I expressly consent to the release of information designated above. I understand and acknowledge that this authorization extends to all or any part of the records designated above which may include treatment for mental illness (ORC 5122) and/or substance use (42 CFR Part II). Refusal to consent means that the information will not be requested or released. I understand that my care and payment for my care will not be affected without a release of information, but that refusal may hamper further evaluation and treatment. If no date, event or condition upon which consent will expire is noted, this consent will expire 90 days from the signing of the authorization. I have read and fully understand the content of this form, or this has been fully explained to me in a language that I understand.
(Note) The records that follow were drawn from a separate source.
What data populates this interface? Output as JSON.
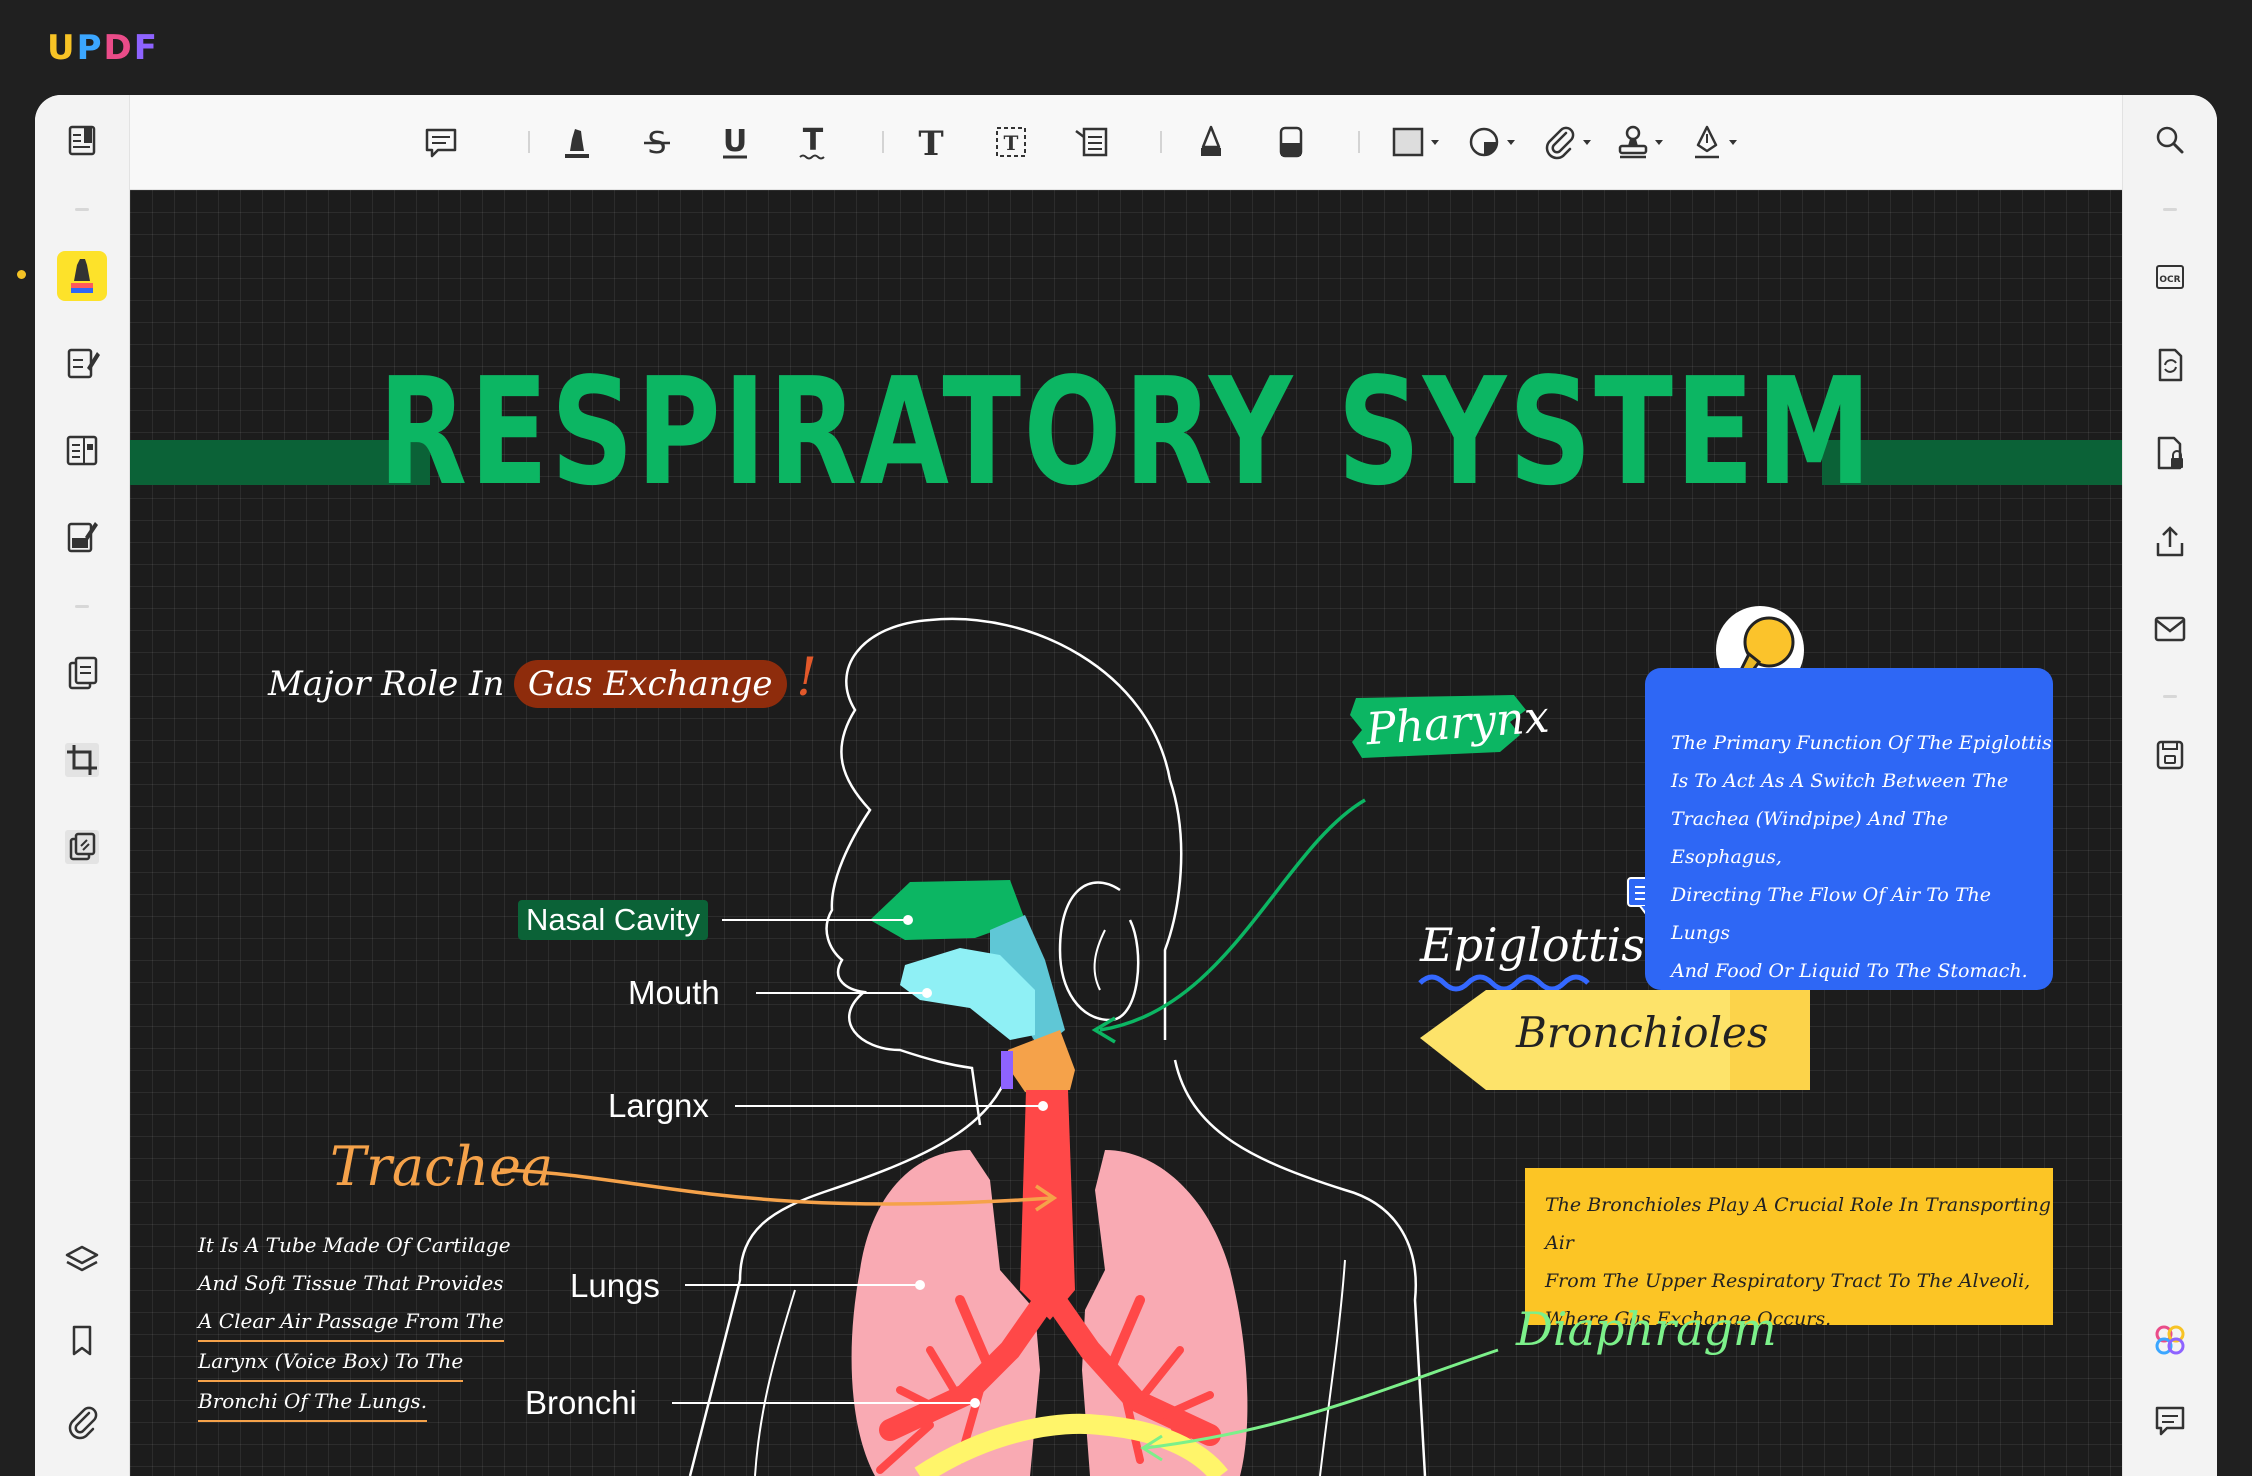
{
  "app": {
    "logo_letters": [
      "U",
      "P",
      "D",
      "F"
    ],
    "logo_colors": [
      "#f7c325",
      "#3ba6ff",
      "#ea4c89",
      "#8e63ff"
    ]
  },
  "toolbar": {
    "items": [
      "comment-icon",
      "highlight-icon",
      "strikethrough-icon",
      "underline-icon",
      "squiggly-icon",
      "text-icon",
      "textbox-icon",
      "text-callout-icon",
      "pencil-icon",
      "eraser-icon",
      "rectangle-icon",
      "shape-icon",
      "attachment-icon",
      "stamp-icon",
      "signature-icon"
    ]
  },
  "page": {
    "title": "RESPIRATORY SYSTEM",
    "subtitle_pre": "Major Role In",
    "subtitle_highlight": "Gas Exchange",
    "subtitle_mark": "!",
    "labels": {
      "nasal": "Nasal Cavity",
      "mouth": "Mouth",
      "larynx": "Largnx",
      "trachea": "Trachea",
      "lungs": "Lungs",
      "bronchi": "Bronchi",
      "pharynx": "Pharynx",
      "epiglottis": "Epiglottis",
      "bronchioles": "Bronchioles",
      "diaphragm": "Diaphragm"
    },
    "trachea_note": [
      "It Is A Tube Made Of Cartilage",
      "And Soft Tissue That Provides",
      "A Clear Air Passage From The",
      "Larynx (Voice Box) To The",
      "Bronchi Of The Lungs."
    ],
    "epiglottis_note": [
      "The Primary Function Of The Epiglottis",
      "Is To Act As A Switch Between The",
      "Trachea (Windpipe) And The Esophagus,",
      "Directing The Flow Of Air To The Lungs",
      "And Food Or Liquid To The Stomach."
    ],
    "bronchioles_note": [
      "The Bronchioles Play A Crucial Role In Transporting Air",
      "From The Upper Respiratory Tract To The Alveoli,",
      "Where Gas Exchange Occurs."
    ]
  },
  "colors": {
    "accent_green": "#0cb663",
    "note_blue": "#2e67f5",
    "note_yellow": "#fcc525",
    "trachea_orange": "#f5a24a",
    "diaphragm_green": "#7cf08a"
  }
}
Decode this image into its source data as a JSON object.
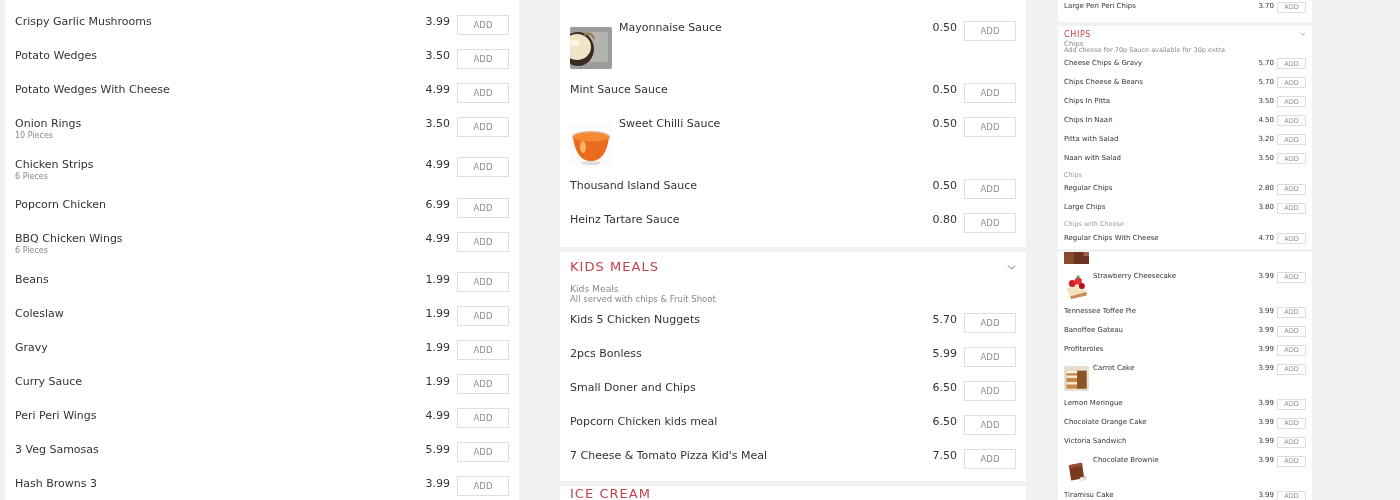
{
  "columns": [
    {
      "kind": "full",
      "sections": [
        {
          "items": [
            {
              "kind": "item",
              "name": "Crispy Garlic Mushrooms",
              "price": "3.99",
              "button": "ADD"
            },
            {
              "kind": "item",
              "name": "Potato Wedges",
              "price": "3.50",
              "button": "ADD"
            },
            {
              "kind": "item",
              "name": "Potato Wedges With Cheese",
              "price": "4.99",
              "button": "ADD"
            },
            {
              "kind": "item",
              "name": "Onion Rings",
              "sub": "10 Pieces",
              "price": "3.50",
              "button": "ADD"
            },
            {
              "kind": "item",
              "name": "Chicken Strips",
              "sub": "6 Pieces",
              "price": "4.99",
              "button": "ADD"
            },
            {
              "kind": "item",
              "name": "Popcorn Chicken",
              "price": "6.99",
              "button": "ADD"
            },
            {
              "kind": "item",
              "name": "BBQ Chicken Wings",
              "sub": "6 Pieces",
              "price": "4.99",
              "button": "ADD"
            },
            {
              "kind": "item",
              "name": "Beans",
              "price": "1.99",
              "button": "ADD"
            },
            {
              "kind": "item",
              "name": "Coleslaw",
              "price": "1.99",
              "button": "ADD"
            },
            {
              "kind": "item",
              "name": "Gravy",
              "price": "1.99",
              "button": "ADD"
            },
            {
              "kind": "item",
              "name": "Curry Sauce",
              "price": "1.99",
              "button": "ADD"
            },
            {
              "kind": "item",
              "name": "Peri Peri Wings",
              "price": "4.99",
              "button": "ADD"
            },
            {
              "kind": "item",
              "name": "3 Veg Samosas",
              "price": "5.99",
              "button": "ADD"
            },
            {
              "kind": "item",
              "name": "Hash Browns 3",
              "price": "3.99",
              "button": "ADD"
            }
          ]
        }
      ]
    },
    {
      "kind": "full",
      "sections": [
        {
          "items": [
            {
              "kind": "image_item",
              "name": "Mayonnaise Sauce",
              "price": "0.50",
              "button": "ADD"
            },
            {
              "kind": "item",
              "name": "Mint Sauce Sauce",
              "price": "0.50",
              "button": "ADD"
            },
            {
              "kind": "image_item",
              "name": "Sweet Chilli Sauce",
              "price": "0.50",
              "button": "ADD"
            },
            {
              "kind": "item",
              "name": "Thousand Island Sauce",
              "price": "0.50",
              "button": "ADD"
            },
            {
              "kind": "item",
              "name": "Heinz Tartare Sauce",
              "price": "0.80",
              "button": "ADD"
            }
          ]
        },
        {
          "title": "KIDS MEALS",
          "collapsible": true,
          "description": [
            "Kids Meals",
            "All served with chips & Fruit Shoot"
          ],
          "items": [
            {
              "kind": "item",
              "name": "Kids 5 Chicken Nuggets",
              "price": "5.70",
              "button": "ADD"
            },
            {
              "kind": "item",
              "name": "2pcs Bonless",
              "price": "5.99",
              "button": "ADD"
            },
            {
              "kind": "item",
              "name": "Small Doner and Chips",
              "price": "6.50",
              "button": "ADD"
            },
            {
              "kind": "item",
              "name": "Popcorn Chicken kids meal",
              "price": "6.50",
              "button": "ADD"
            },
            {
              "kind": "item",
              "name": "7 Cheese & Tomato Pizza Kid's Meal",
              "price": "7.50",
              "button": "ADD"
            }
          ]
        },
        {
          "title": "ICE CREAM"
        }
      ]
    },
    {
      "kind": "mini",
      "sections": [
        {
          "items": [
            {
              "kind": "item",
              "name": "Large Peri Peri Chips",
              "price": "3.70",
              "button": "ADD"
            }
          ]
        },
        {
          "title": "CHIPS",
          "collapsible": true,
          "description": [
            "Chips",
            "Add cheese for 70p Sauce available for 30p extra"
          ],
          "items": [
            {
              "kind": "item",
              "name": "Cheese Chips & Gravy",
              "price": "5.70",
              "button": "ADD"
            },
            {
              "kind": "item",
              "name": "Chips Cheese & Beans",
              "price": "5.70",
              "button": "ADD"
            },
            {
              "kind": "item",
              "name": "Chips In Pitta",
              "price": "3.50",
              "button": "ADD"
            },
            {
              "kind": "item",
              "name": "Chips In Naan",
              "price": "4.50",
              "button": "ADD"
            },
            {
              "kind": "item",
              "name": "Pitta with Salad",
              "price": "3.20",
              "button": "ADD"
            },
            {
              "kind": "item",
              "name": "Naan with Salad",
              "price": "3.50",
              "button": "ADD"
            },
            {
              "kind": "subheading",
              "name": "Chips"
            },
            {
              "kind": "item",
              "name": "Regular Chips",
              "price": "2.80",
              "button": "ADD"
            },
            {
              "kind": "item",
              "name": "Large Chips",
              "price": "3.80",
              "button": "ADD"
            },
            {
              "kind": "subheading",
              "name": "Chips with Cheese"
            },
            {
              "kind": "item",
              "name": "Regular Chips With Cheese",
              "price": "4.70",
              "button": "ADD"
            }
          ]
        },
        {
          "items": [
            {
              "kind": "image_only"
            },
            {
              "kind": "image_item",
              "name": "Strawberry Cheesecake",
              "price": "3.99",
              "button": "ADD"
            },
            {
              "kind": "item",
              "name": "Tennessee Toffee Pie",
              "price": "3.99",
              "button": "ADD"
            },
            {
              "kind": "item",
              "name": "Banoffee Gateau",
              "price": "3.99",
              "button": "ADD"
            },
            {
              "kind": "item",
              "name": "Profiteroles",
              "price": "3.99",
              "button": "ADD"
            },
            {
              "kind": "image_item",
              "name": "Carrot Cake",
              "price": "3.99",
              "button": "ADD"
            },
            {
              "kind": "item",
              "name": "Lemon Meringue",
              "price": "3.99",
              "button": "ADD"
            },
            {
              "kind": "item",
              "name": "Chocolate Orange Cake",
              "price": "3.99",
              "button": "ADD"
            },
            {
              "kind": "item",
              "name": "Victoria Sandwich",
              "price": "3.99",
              "button": "ADD"
            },
            {
              "kind": "image_item",
              "name": "Chocolate Brownie",
              "price": "3.99",
              "button": "ADD"
            },
            {
              "kind": "item",
              "name": "Tiramisu Cake",
              "price": "3.99",
              "button": "ADD"
            }
          ]
        }
      ]
    }
  ]
}
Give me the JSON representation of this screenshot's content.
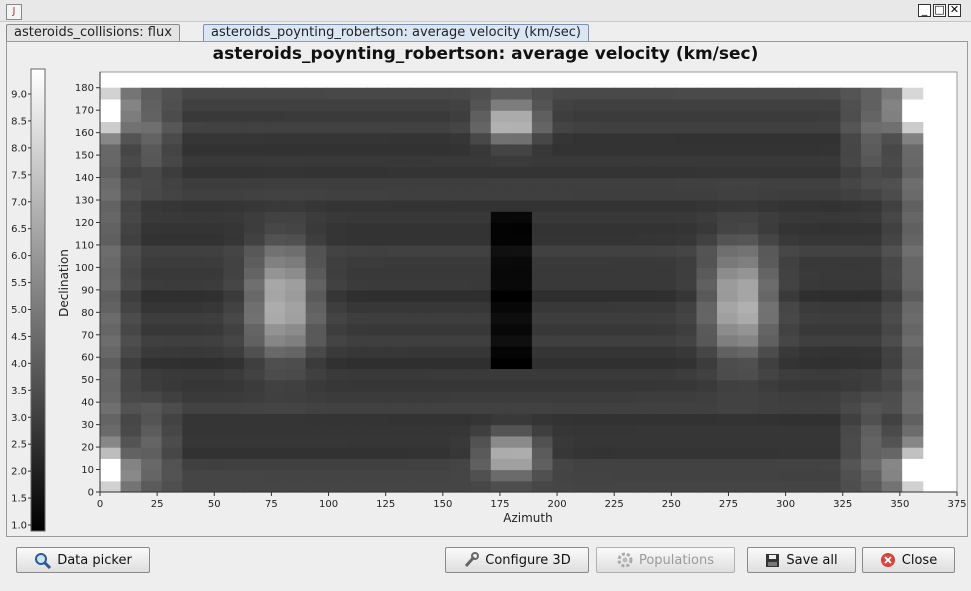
{
  "window": {
    "icon_glyph": "J",
    "minimize_glyph": "_",
    "maximize_glyph": "□",
    "close_glyph": "✕"
  },
  "tabs": [
    {
      "label": "asteroids_collisions: flux",
      "active": false
    },
    {
      "label": "asteroids_poynting_robertson: average velocity (km/sec)",
      "active": true
    }
  ],
  "buttons": {
    "data_picker": "Data picker",
    "configure_3d": "Configure 3D",
    "populations": "Populations",
    "save_all": "Save all",
    "close": "Close"
  },
  "icons": {
    "data_picker": "magnifier-icon",
    "configure_3d": "wrench-icon",
    "populations": "gear-icon",
    "save_all": "floppy-disk-icon",
    "close": "close-circle-icon"
  },
  "colors": {
    "close_icon": "#d9433b",
    "active_tab": "#dbe6f5"
  },
  "chart_data": {
    "type": "heatmap",
    "title": "asteroids_poynting_robertson: average velocity (km/sec)",
    "xlabel": "Azimuth",
    "ylabel": "Declination",
    "xlim": [
      0,
      375
    ],
    "ylim": [
      0,
      187
    ],
    "x_ticks": [
      0,
      25,
      50,
      75,
      100,
      125,
      150,
      175,
      200,
      225,
      250,
      275,
      300,
      325,
      350,
      375
    ],
    "y_ticks": [
      0,
      10,
      20,
      30,
      40,
      50,
      60,
      70,
      80,
      90,
      100,
      110,
      120,
      130,
      140,
      150,
      160,
      170,
      180
    ],
    "data_x_range": [
      0,
      360
    ],
    "data_y_range": [
      0,
      180
    ],
    "colorbar": {
      "min": 1.0,
      "max": 9.0,
      "ticks": [
        "1.0",
        "1.5",
        "2.0",
        "2.5",
        "3.0",
        "3.5",
        "4.0",
        "4.5",
        "5.0",
        "5.5",
        "6.0",
        "6.5",
        "7.0",
        "7.5",
        "8.0",
        "8.5",
        "9.0"
      ],
      "colormap": "grayscale"
    },
    "grid": false
  }
}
I understand that information disclosed to the recipient may no longer be protected by HIPAA and/or 42 CFR II.

Notice regarding non-residential parents: A non-residential parent is entitled to any record that is related to the child unless the court determines and issues an order that it would not be in the best interest of the child for the non-residential parent to have access to the records. (ORC 3109.051)

For requested/requesting organization only: Prohibition against redisclosure: This information has been disclosed to you from records protected by federal confidentiality rules which prohibit you from making any further disclosures of this information unless expressly permitted by consent of the person to whom it pertains or as otherwise permitted by 42 CFR Part II. A general authorization for the release of medical or other information is not sufficient for this purpose. Federal rules restrict any use of information to criminally investigate or prosecute any substance use consumer. (These conditions apply to all information disclosed.) Notice of receiving agency/person: Under the provisions of the Ohio Mental Health and Developmental Disabilities Confidentiality Act, you may not disclose any of this information unless the person who consented to this disclosure specifically consents to such redisclosure.